Similar to first mortgages, there can be pricing adjustments on HELOCs for things like FICO score, CLTV, property type, and so on.
If you’re a very low-risk borrower with an existing relationship you should qualify for the best HELOC rates. This could land your rate at or near prime.
Learn more about how to compare HELOCs from bank to bank.
HELOC Interest Rates Could Be 1.5% Lower by Late 2024
Using the CME FedWatch table from above, the fed funds rate could end 2024 in a range of 3.75% to 4.00%, which would be 1.5% below the current range of 5.25% to 5.50%.
Because the prime rate is dictated by the Fed’s hikes and cuts, that would push HELOC rates down by the same amount, so the full 1.5% if these odds come to fruition.
It might not spell major relief, but it would be some relief. And monthly payments would begin falling for the many homeowners holding these adjustable-rate second mortgages.
HELOC rates are determined by combining a pre-set fixed margin and the prime rate, which we know can go up or down.
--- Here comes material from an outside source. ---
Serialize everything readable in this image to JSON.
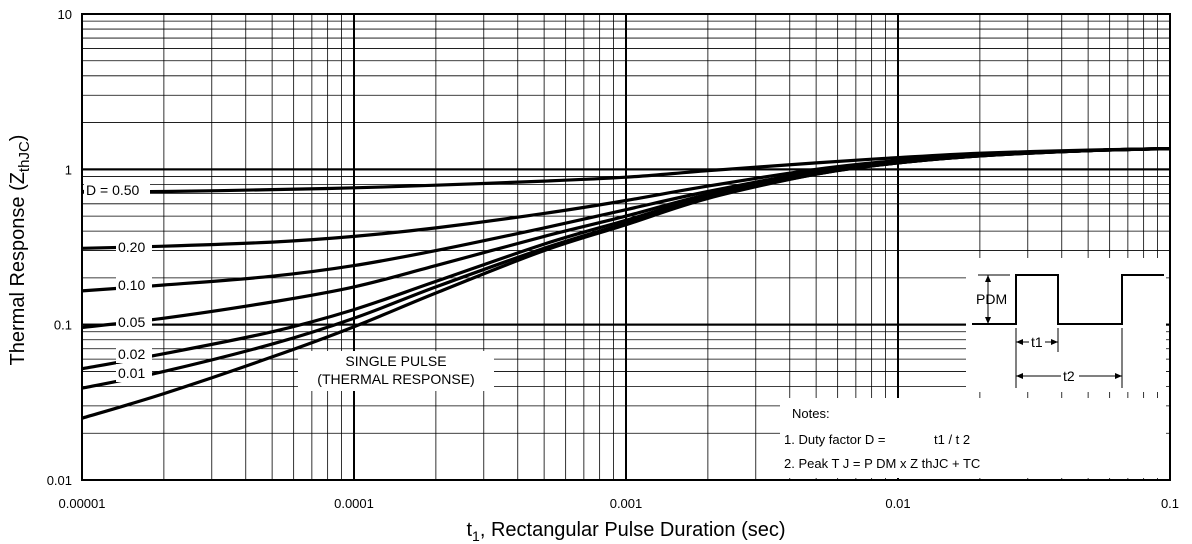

So our hypothetical borrower with a margin of 1% has a HELOC rate of 9.50%, factoring in the current prime rate of 8.50%.
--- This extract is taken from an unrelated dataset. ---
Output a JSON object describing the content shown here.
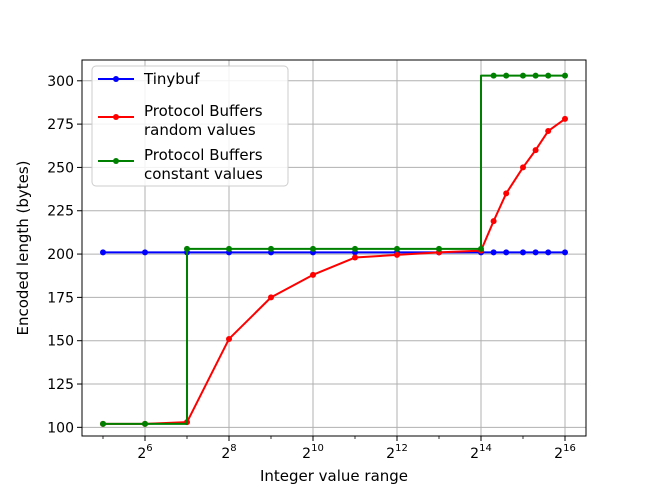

If these rate cuts materialize, and the prime rate falls to 7%, they’d eventually have a rate of 8%.
HELOC Payments Will Fall If Prime Goes Down
If you have a HELOC, you should be rooting for a Fed rate cut. After all, it would result in a lower monthly payment and less interest due on the HELOC.
And perhaps peace of mind seeing a payment fall as opposed to rise for a change.
Rates could also keep dropping into 2025 if more rate cuts are warranted based on economic conditions.
So when shopping for a HELOC, consider the fact that rates (and payments) will likely fall over the next year.
This might sway your decision to go with a HELOC instead of a fixed-rate home equity loan instead.
One nice thing about a HELOC is the fact that you don’t have to pull out the full amount of the line initially.
You can open one and do the minimum draw if you think rates are going to be unfavorable for the foreseeable future. Then you can access more cash later once HELOC rates settle down again.
What About Mortgage Rates and Fed Rate Cuts?
While the fed funds rate does not dictate mortgage rates, it can play an indirect role.
Simply put, if the fed funds rate starts falling because the economy is slowing, it could signal lower long-term rates over time.
That would result in a lower 30-year fixed as well, as a cooler economy and lower inflation can bring down 10-year bond yields that correlate with mortgage rates.
In addition, more certainty from the Fed could result in a narrower mortgage rate spreads, which have nearly doubled in recent years.
So we might also conclude that first mortgage rates, along with HELOC rates, have already peaked too.
Of course, mortgage rates might take some time to come down and could remain “sticky” at these new higher levels.
Still, any relief is welcomed after seeing mortgage rates exceed 8% late last year.
While there’s a good chance we’ve already seen peak interest rates this cycle, there’s still reason to be cautious as economic data continues to flow in.
Any surprises could derail these current estimates, though they do seem to be finally moving more decisively in the right direction.